Hay que decirlo, Carlos Fuentes no era un gran entusiasta de la tecnología. En la última entrevista concedida al diario español El País, el escritor mexicano recién fallecido dijo: “escribo a mano en una página en blanco con pluma, corrijo en la página de enfrente”.

Esto explica que Fuentes quizá sea uno de los últimos escritores mexicanos que dejará un extenso legado de originales, cartas y otros documentos personales en papel.

De hecho, desde 1995, la Princeton University Library empezó el resguardo de sus documentos personales en la colección llamada Carlos Fuentes Papers, consta de 10 colecciones distintas de documentos, divididas en cuadernos, manuscritos originales, dibujos, bocetos (Carlos Fuentes solía dibujar caricaturas de sus amigos en servilletas y hojas sueltas), apuntes y correspondencia con decenas de personajes como el cineasta Luis Alcoriza, el empresario Manuel Arango, el escritor Albert Camus, la editora Carmen Balcells y políticos como Luis Echeverría y Carlos Salinas de Gortari, que se extienden desde su juventud hasta el 2000.
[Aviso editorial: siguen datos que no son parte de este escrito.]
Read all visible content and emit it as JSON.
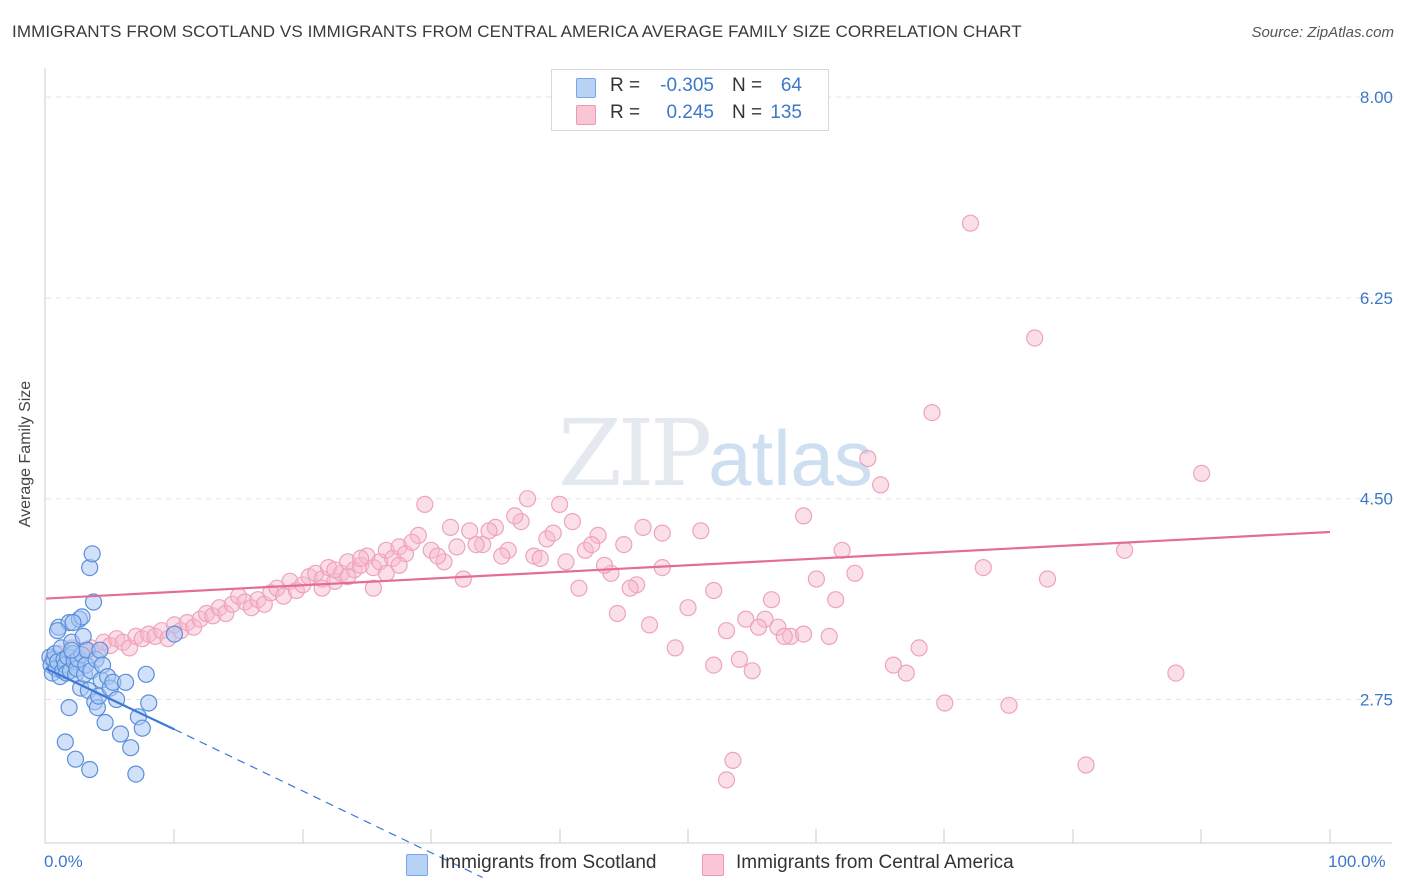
{
  "header": {
    "title": "IMMIGRANTS FROM SCOTLAND VS IMMIGRANTS FROM CENTRAL AMERICA AVERAGE FAMILY SIZE CORRELATION CHART",
    "source": "Source: ZipAtlas.com"
  },
  "watermark": {
    "zip": "ZIP",
    "atlas": "atlas"
  },
  "legend": {
    "rows": [
      {
        "r_label": "R =",
        "r_value": "-0.305",
        "n_label": "N =",
        "n_value": "64",
        "color": "#a9c9f4"
      },
      {
        "r_label": "R =",
        "r_value": "0.245",
        "n_label": "N =",
        "n_value": "135",
        "color": "#f7b9cc"
      }
    ]
  },
  "chart_data": {
    "type": "scatter",
    "title": "IMMIGRANTS FROM SCOTLAND VS IMMIGRANTS FROM CENTRAL AMERICA AVERAGE FAMILY SIZE CORRELATION CHART",
    "xlabel": "",
    "ylabel": "Average Family Size",
    "xlim": [
      0,
      100
    ],
    "ylim": [
      1.5,
      8.2
    ],
    "x_tick_labels": [
      "0.0%",
      "100.0%"
    ],
    "y_ticks": [
      2.75,
      4.5,
      6.25,
      8.0
    ],
    "y_tick_labels": [
      "2.75",
      "4.50",
      "6.25",
      "8.00"
    ],
    "series": [
      {
        "name": "Immigrants from Scotland",
        "color": "#3c78d8",
        "fill": "#a9c9f4",
        "trend": {
          "x0": 0,
          "y0": 3.02,
          "x1": 10,
          "y1": 2.49,
          "dash_to_x": 34,
          "dash_to_y": 1.2
        },
        "points": [
          [
            0.3,
            3.12
          ],
          [
            0.4,
            3.05
          ],
          [
            0.5,
            2.98
          ],
          [
            0.6,
            3.1
          ],
          [
            0.7,
            3.15
          ],
          [
            0.8,
            3.02
          ],
          [
            0.9,
            3.08
          ],
          [
            1.0,
            3.38
          ],
          [
            1.1,
            2.95
          ],
          [
            1.2,
            3.2
          ],
          [
            1.3,
            3.0
          ],
          [
            1.4,
            3.1
          ],
          [
            1.5,
            3.05
          ],
          [
            1.6,
            2.98
          ],
          [
            1.7,
            3.12
          ],
          [
            1.8,
            3.42
          ],
          [
            1.9,
            3.0
          ],
          [
            2.0,
            3.25
          ],
          [
            2.1,
            3.15
          ],
          [
            2.2,
            3.08
          ],
          [
            2.3,
            2.97
          ],
          [
            2.4,
            3.02
          ],
          [
            2.5,
            3.1
          ],
          [
            2.6,
            3.45
          ],
          [
            2.7,
            2.85
          ],
          [
            2.8,
            3.14
          ],
          [
            2.9,
            3.3
          ],
          [
            3.0,
            2.97
          ],
          [
            3.1,
            3.05
          ],
          [
            3.2,
            3.18
          ],
          [
            3.3,
            2.83
          ],
          [
            3.4,
            3.9
          ],
          [
            3.5,
            3.0
          ],
          [
            3.6,
            4.02
          ],
          [
            3.7,
            3.6
          ],
          [
            3.8,
            2.73
          ],
          [
            3.9,
            3.1
          ],
          [
            4.0,
            2.68
          ],
          [
            4.1,
            2.78
          ],
          [
            4.2,
            3.18
          ],
          [
            4.3,
            2.92
          ],
          [
            4.4,
            3.05
          ],
          [
            4.6,
            2.55
          ],
          [
            4.8,
            2.95
          ],
          [
            5.0,
            2.85
          ],
          [
            5.2,
            2.9
          ],
          [
            5.5,
            2.75
          ],
          [
            5.8,
            2.45
          ],
          [
            6.2,
            2.9
          ],
          [
            6.6,
            2.33
          ],
          [
            7.0,
            2.1
          ],
          [
            7.2,
            2.6
          ],
          [
            7.5,
            2.5
          ],
          [
            7.8,
            2.97
          ],
          [
            8.0,
            2.72
          ],
          [
            1.5,
            2.38
          ],
          [
            2.3,
            2.23
          ],
          [
            3.4,
            2.14
          ],
          [
            1.8,
            2.68
          ],
          [
            2.8,
            3.47
          ],
          [
            0.9,
            3.35
          ],
          [
            2.0,
            3.18
          ],
          [
            10.0,
            3.32
          ],
          [
            2.1,
            3.42
          ]
        ]
      },
      {
        "name": "Immigrants from Central America",
        "color": "#e36d97",
        "fill": "#f7b9cc",
        "trend": {
          "x0": 0,
          "y0": 3.63,
          "x1": 100,
          "y1": 4.21
        },
        "points": [
          [
            0.5,
            3.1
          ],
          [
            1.0,
            3.15
          ],
          [
            1.5,
            3.05
          ],
          [
            2.0,
            3.2
          ],
          [
            2.5,
            3.12
          ],
          [
            3.0,
            3.18
          ],
          [
            3.5,
            3.2
          ],
          [
            4.0,
            3.15
          ],
          [
            4.5,
            3.25
          ],
          [
            5.0,
            3.22
          ],
          [
            5.5,
            3.28
          ],
          [
            6.0,
            3.25
          ],
          [
            6.5,
            3.2
          ],
          [
            7.0,
            3.3
          ],
          [
            7.5,
            3.28
          ],
          [
            8.0,
            3.32
          ],
          [
            8.5,
            3.3
          ],
          [
            9.0,
            3.35
          ],
          [
            9.5,
            3.28
          ],
          [
            10.0,
            3.4
          ],
          [
            10.5,
            3.35
          ],
          [
            11.0,
            3.42
          ],
          [
            11.5,
            3.38
          ],
          [
            12.0,
            3.45
          ],
          [
            12.5,
            3.5
          ],
          [
            13.0,
            3.48
          ],
          [
            13.5,
            3.55
          ],
          [
            14.0,
            3.5
          ],
          [
            14.5,
            3.58
          ],
          [
            15.0,
            3.65
          ],
          [
            15.5,
            3.6
          ],
          [
            16.0,
            3.55
          ],
          [
            16.5,
            3.62
          ],
          [
            17.0,
            3.58
          ],
          [
            17.5,
            3.68
          ],
          [
            18.0,
            3.72
          ],
          [
            18.5,
            3.65
          ],
          [
            19.0,
            3.78
          ],
          [
            19.5,
            3.7
          ],
          [
            20.0,
            3.75
          ],
          [
            20.5,
            3.82
          ],
          [
            21.0,
            3.85
          ],
          [
            21.5,
            3.8
          ],
          [
            22.0,
            3.9
          ],
          [
            22.5,
            3.78
          ],
          [
            23.0,
            3.85
          ],
          [
            23.5,
            3.95
          ],
          [
            24.0,
            3.88
          ],
          [
            24.5,
            3.92
          ],
          [
            25.0,
            4.0
          ],
          [
            25.5,
            3.9
          ],
          [
            26.0,
            3.95
          ],
          [
            26.5,
            4.05
          ],
          [
            27.0,
            3.98
          ],
          [
            27.5,
            4.08
          ],
          [
            28.0,
            4.02
          ],
          [
            29.0,
            4.18
          ],
          [
            30.0,
            4.05
          ],
          [
            31.0,
            3.95
          ],
          [
            32.0,
            4.08
          ],
          [
            33.0,
            4.22
          ],
          [
            34.0,
            4.1
          ],
          [
            35.0,
            4.25
          ],
          [
            36.0,
            4.05
          ],
          [
            37.0,
            4.3
          ],
          [
            38.0,
            4.0
          ],
          [
            39.0,
            4.15
          ],
          [
            40.0,
            4.45
          ],
          [
            41.0,
            4.3
          ],
          [
            42.0,
            4.05
          ],
          [
            43.0,
            4.18
          ],
          [
            44.0,
            3.85
          ],
          [
            45.0,
            4.1
          ],
          [
            46.0,
            3.75
          ],
          [
            47.0,
            3.4
          ],
          [
            48.0,
            4.2
          ],
          [
            49.0,
            3.2
          ],
          [
            50.0,
            3.55
          ],
          [
            51.0,
            4.22
          ],
          [
            52.0,
            3.7
          ],
          [
            53.0,
            3.35
          ],
          [
            54.0,
            3.1
          ],
          [
            55.0,
            3.0
          ],
          [
            56.0,
            3.45
          ],
          [
            57.0,
            3.38
          ],
          [
            58.0,
            3.3
          ],
          [
            59.0,
            4.35
          ],
          [
            60.0,
            3.8
          ],
          [
            61.0,
            3.3
          ],
          [
            62.0,
            4.05
          ],
          [
            63.0,
            3.85
          ],
          [
            64.0,
            4.85
          ],
          [
            65.0,
            4.62
          ],
          [
            66.0,
            3.05
          ],
          [
            67.0,
            2.98
          ],
          [
            68.0,
            3.2
          ],
          [
            69.0,
            5.25
          ],
          [
            70.0,
            2.72
          ],
          [
            72.0,
            6.9
          ],
          [
            73.0,
            3.9
          ],
          [
            75.0,
            2.7
          ],
          [
            77.0,
            5.9
          ],
          [
            78.0,
            3.8
          ],
          [
            81.0,
            2.18
          ],
          [
            84.0,
            4.05
          ],
          [
            88.0,
            2.98
          ],
          [
            90.0,
            4.72
          ],
          [
            53.5,
            2.22
          ],
          [
            54.5,
            3.45
          ],
          [
            55.5,
            3.38
          ],
          [
            56.5,
            3.62
          ],
          [
            57.5,
            3.3
          ],
          [
            52.0,
            3.05
          ],
          [
            48.0,
            3.9
          ],
          [
            46.5,
            4.25
          ],
          [
            45.5,
            3.72
          ],
          [
            44.5,
            3.5
          ],
          [
            43.5,
            3.92
          ],
          [
            42.5,
            4.1
          ],
          [
            41.5,
            3.72
          ],
          [
            40.5,
            3.95
          ],
          [
            39.5,
            4.2
          ],
          [
            38.5,
            3.98
          ],
          [
            37.5,
            4.5
          ],
          [
            36.5,
            4.35
          ],
          [
            35.5,
            4.0
          ],
          [
            34.5,
            4.22
          ],
          [
            33.5,
            4.1
          ],
          [
            32.5,
            3.8
          ],
          [
            31.5,
            4.25
          ],
          [
            30.5,
            4.0
          ],
          [
            29.5,
            4.45
          ],
          [
            28.5,
            4.12
          ],
          [
            27.5,
            3.92
          ],
          [
            26.5,
            3.85
          ],
          [
            25.5,
            3.72
          ],
          [
            24.5,
            3.98
          ],
          [
            23.5,
            3.82
          ],
          [
            22.5,
            3.88
          ],
          [
            21.5,
            3.72
          ],
          [
            53.0,
            2.05
          ],
          [
            61.5,
            3.62
          ],
          [
            59.0,
            3.32
          ]
        ]
      }
    ]
  }
}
Al parecer, el escritor mexicano era un hombre bastante ordenado. La colección (que consta de 192 cajas de todos tamaños) contiene manuscritos de obras como Cristóbal Nonato, Una familia lejana, Gringo viejo y quizá la joya de la colección: los cuadernos donde escribió, entre 1955 y 1957, el original de su novela, La región más transparente.

Pero hay más: la colección de Carlos Fuentes contiene originales de otros autores, quienes se los regalaron o los proporcionaron para ser prologados por el novelista. Entre los tesoros de esta colección se encuentra un original del cuento La noche boca arriba, escrito por Julio Cortázar; la obra de teatro Un retrato para Luisa, de Juan García Ponce y el guión de un programa de televisión llamado Oh, Superman, escrito por el Nobel británico Harold Pinter.

El orden de la colección llega al punto que hay un apartado especial para recibos y comprobantes administrativos, donde comparten espacio declaraciones de impuestos pagados en México, Francia y Estados Unidos, así como estados de cuenta en los bancos Lloyds y Crédit Lyonnais.

Esta colección invaluable tiene ciertas restricciones: la correspondencia sostenida por Fuentes con una lista de personajes —entre los que se encuentran Guillermo Cabrera Infante, Norman Mailer, Octavio Paz, Gabriel García Márquez—, quedó bajo un embargo que solo se podrá romper hasta el 16 de mayo de 2014, cuando se cumplan dos años de su fallecimiento. En la correspondencia embargada también se encuentra la que sostuvo con algunas mujeres: la intelectual francesa Hélène Cixous, la actriz Jean Seberg y alguien llamado María Ramírez.

Biógrafos e investigadores podrán acceder a estos archivos, residentes en la biblioteca Firestone, en el campus de la universidad de Princeton, previo aviso a la división de manuscritos de la biblioteca.

¿Qué deja en México?

Aún cuando la mayor parte de su obra está irremediablemente depositada en otro país, serán el testamento del escritor y la voluntad de sus albaceas la que determine el destino de la obra creada desde el 2000.

En cuanto a su biblioteca personal y otros documentos, una parte se halla resguardada en la Biblioteca Nacional de la UNAM, a la cual donó una colección de primeras ediciones de sus obras en 2007.

Queda, además, una promesa hecha en el 2009 por Fuentes de donar otra parte de su acervo a la Universidad Veracruzana, que construirá una biblioteca llamada Carlos Fuentes Lemus para albergarla.